“Last night I lay awake listening to a nightingale; your voice was in that bird’s throat.... The rushes bending in the wind this afternoon were like your supple body.... I sometimes think your soul is in my hands.”

It was impossible not to be pleased by these phrases that her mean little soul could only half understand, but her pleasure was tinged with contempt.

Sobraji did not make love in that way. He wrote no letters. When he met her at night he whispered amorous indecencies in her ear which made her laugh and laugh.

Nearly every sentence began with: “How I would like to ...!” and there was no end to the ingenious ways of love his cunning mind devised.

But she had kept her body untouched by both men. Though love was heady and intoxicating, she was too calculating, too distrustful, to give her body: when the time came, her body should be sold. But Sobraji had begun to demand, and Marania to pray for, an answer to the question each had put so many times. It was tiresome, she thought, to be driven to speech when she was not ready for speech. If Sobraji came to-night, she would have to tell him her plan.

He did come.
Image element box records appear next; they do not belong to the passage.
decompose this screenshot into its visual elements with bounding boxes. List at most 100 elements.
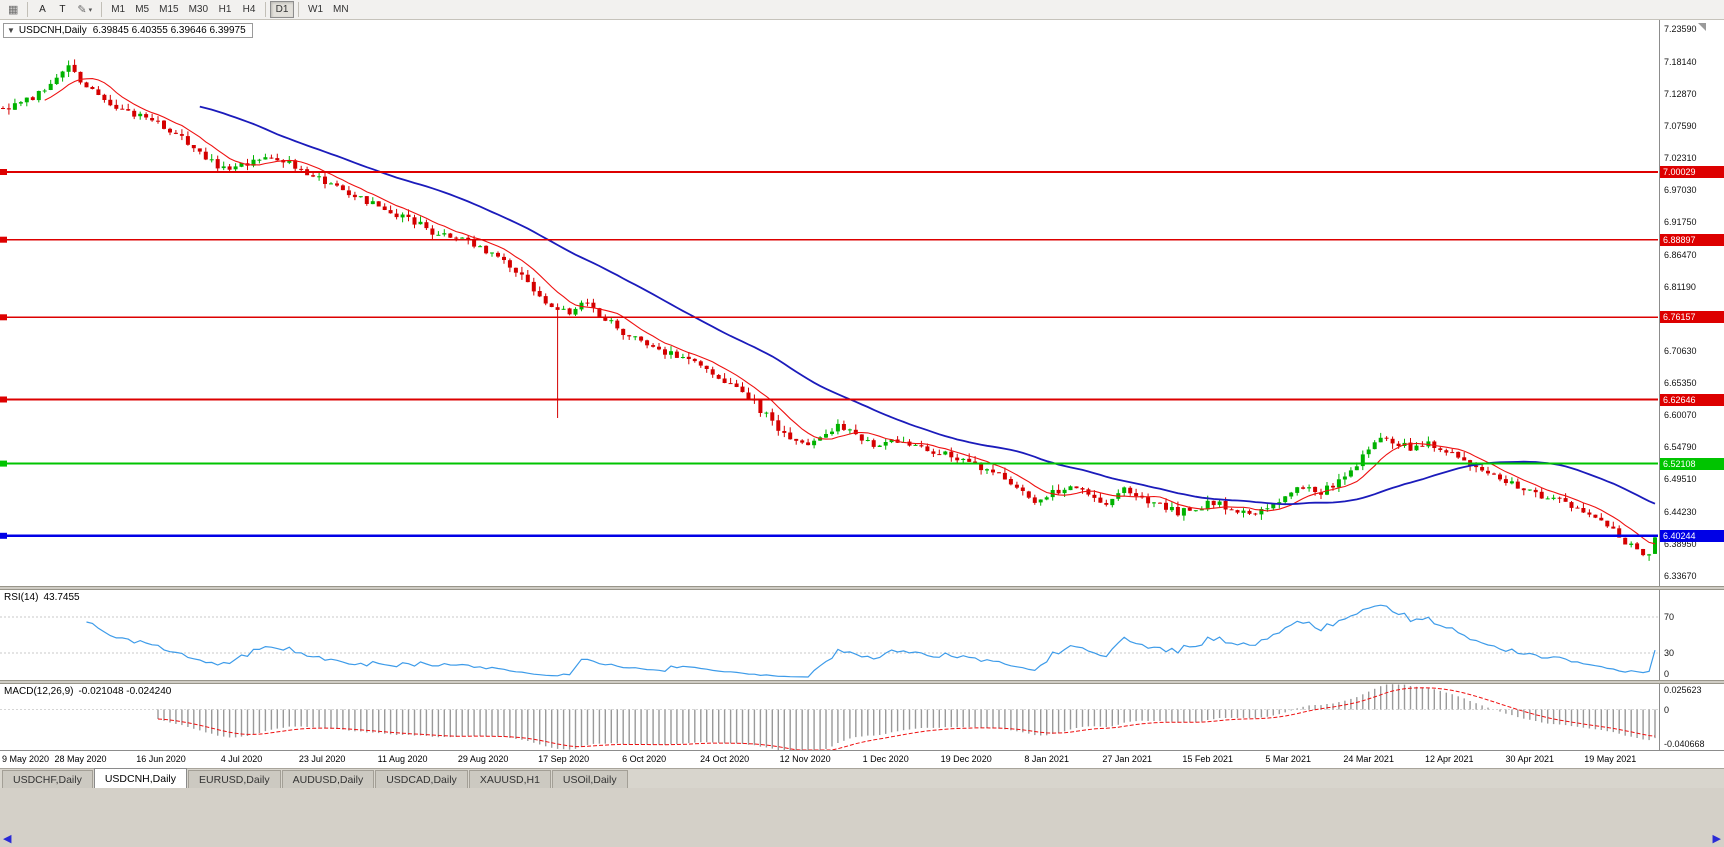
tab-scroll-right-icon[interactable]: ▶	[1712, 833, 1721, 845]
price-scale-tick: 6.49510	[1664, 474, 1697, 485]
date-label: 29 Aug 2020	[457, 754, 509, 764]
macd-scale[interactable]: 0.025623 0 -0.040668	[1659, 684, 1724, 750]
macd-label: MACD(12,26,9) -0.021048 -0.024240	[4, 686, 171, 697]
macd-plot[interactable]	[0, 684, 1658, 750]
price-level-tag: 6.76157	[1660, 311, 1724, 324]
tab-scroll-left-icon[interactable]: ◀	[3, 833, 12, 845]
cursor-tool-button[interactable]: A	[32, 1, 52, 18]
date-label: 12 Nov 2020	[779, 754, 831, 764]
date-label: 27 Jan 2021	[1102, 754, 1152, 764]
macd-name: MACD(12,26,9)	[4, 686, 74, 697]
tab-scroll-strip: ◀ ▶	[0, 831, 1724, 847]
timeframe-w1-button[interactable]: W1	[303, 1, 328, 18]
tab-usdcad-daily[interactable]: USDCAD,Daily	[375, 770, 468, 788]
tab-usoil-daily[interactable]: USOil,Daily	[551, 770, 628, 788]
date-label: 17 Sep 2020	[538, 754, 590, 764]
timeframe-m30-button[interactable]: M30	[184, 1, 213, 18]
toolbar-separator	[265, 2, 267, 17]
toolbar-separator	[298, 2, 300, 17]
price-scale-tick: 7.23590	[1664, 23, 1697, 34]
tab-audusd-daily[interactable]: AUDUSD,Daily	[281, 770, 375, 788]
price-scale-tick: 7.02310	[1664, 153, 1697, 164]
date-label: 23 Jul 2020	[298, 754, 346, 764]
price-scale-tick: 6.97030	[1664, 185, 1697, 196]
price-scale-tick: 7.12870	[1664, 88, 1697, 99]
macd-values: -0.021048 -0.024240	[78, 686, 172, 697]
chevron-down-icon: ▾	[88, 6, 93, 14]
date-label: 11 Aug 2020	[377, 754, 428, 764]
rsi-scale-tick: 70	[1664, 612, 1675, 622]
timeframe-mn-button[interactable]: MN	[328, 1, 354, 18]
panel-splitter[interactable]	[0, 586, 1724, 590]
date-label: 15 Feb 2021	[1182, 754, 1233, 764]
date-label: 24 Oct 2020	[700, 754, 750, 764]
date-label: 16 Jun 2020	[136, 754, 186, 764]
price-scale-tick: 6.65350	[1664, 378, 1697, 388]
timeframe-h1-button[interactable]: H1	[213, 1, 237, 18]
date-label: 1 Dec 2020	[862, 754, 909, 764]
date-label: 4 Jul 2020	[220, 754, 263, 764]
price-chart-panel[interactable]: ▼ USDCNH,Daily 6.39845 6.40355 6.39646 6…	[0, 20, 1724, 586]
date-label: 24 Mar 2021	[1343, 754, 1394, 764]
timeframe-m5-button[interactable]: M5	[130, 1, 154, 18]
candlestick-plot[interactable]	[0, 20, 1658, 586]
draw-tool-button[interactable]: ✎ ▾	[72, 1, 97, 18]
symbol-period-label: USDCNH,Daily	[18, 25, 87, 36]
date-label: 6 Oct 2020	[622, 754, 667, 764]
price-level-tag: 6.62646	[1660, 393, 1724, 406]
panel-splitter[interactable]	[0, 680, 1724, 684]
macd-indicator-panel[interactable]: MACD(12,26,9) -0.021048 -0.024240 0.02562…	[0, 684, 1724, 750]
tab-xauusd-h1[interactable]: XAUUSD,H1	[468, 770, 551, 788]
rsi-name: RSI(14)	[4, 592, 39, 603]
chart-title: ▼ USDCNH,Daily 6.39845 6.40355 6.39646 6…	[3, 23, 253, 38]
tab-usdchf-daily[interactable]: USDCHF,Daily	[2, 770, 93, 788]
price-scale-tick: 6.91750	[1664, 217, 1697, 228]
macd-scale-tick: 0	[1664, 704, 1670, 715]
toolbar-separator	[27, 2, 29, 17]
tab-eurusd-daily[interactable]: EURUSD,Daily	[188, 770, 281, 788]
rsi-value: 43.7455	[43, 592, 80, 603]
date-label: 12 Apr 2021	[1425, 754, 1474, 764]
chart-toolbar: ▦ A T ✎ ▾ M1 M5 M15 M30 H1 H4 D1 W1 MN	[0, 0, 1724, 20]
date-label: 5 Mar 2021	[1265, 754, 1311, 764]
rsi-indicator-panel[interactable]: RSI(14) 43.7455 70 30 0	[0, 590, 1724, 680]
text-tool-button[interactable]: T	[52, 1, 72, 18]
rsi-plot[interactable]	[0, 590, 1658, 680]
price-scale-tick: 6.86470	[1664, 249, 1697, 260]
price-scale-tick: 6.33670	[1664, 570, 1697, 581]
rsi-scale-tick: 30	[1664, 648, 1675, 658]
window-bottom-area	[0, 788, 1724, 831]
chart-shift-marker[interactable]	[1698, 23, 1706, 31]
rsi-label: RSI(14) 43.7455	[4, 592, 80, 603]
price-scale-tick: 6.60070	[1664, 410, 1697, 421]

It was dark. He crept among the bushes, and she heard him. Then, stealthily, he emerged from the plantation and touched her on the shoulder. His hand slid down her arm to her hip and lingered there. She bent over to him, and he seized her roughly, brutally, as a faun might seize a virgin, and pulled her body to his.

“Oh!” he half whispered, half groaned, “how I would like to....”

Almost she swooned with ecstasy.

“Come into the plantation!” he urged.

She obeyed, and when they were among the trees, he seized her so savagely that she turned upon him with fear and anger.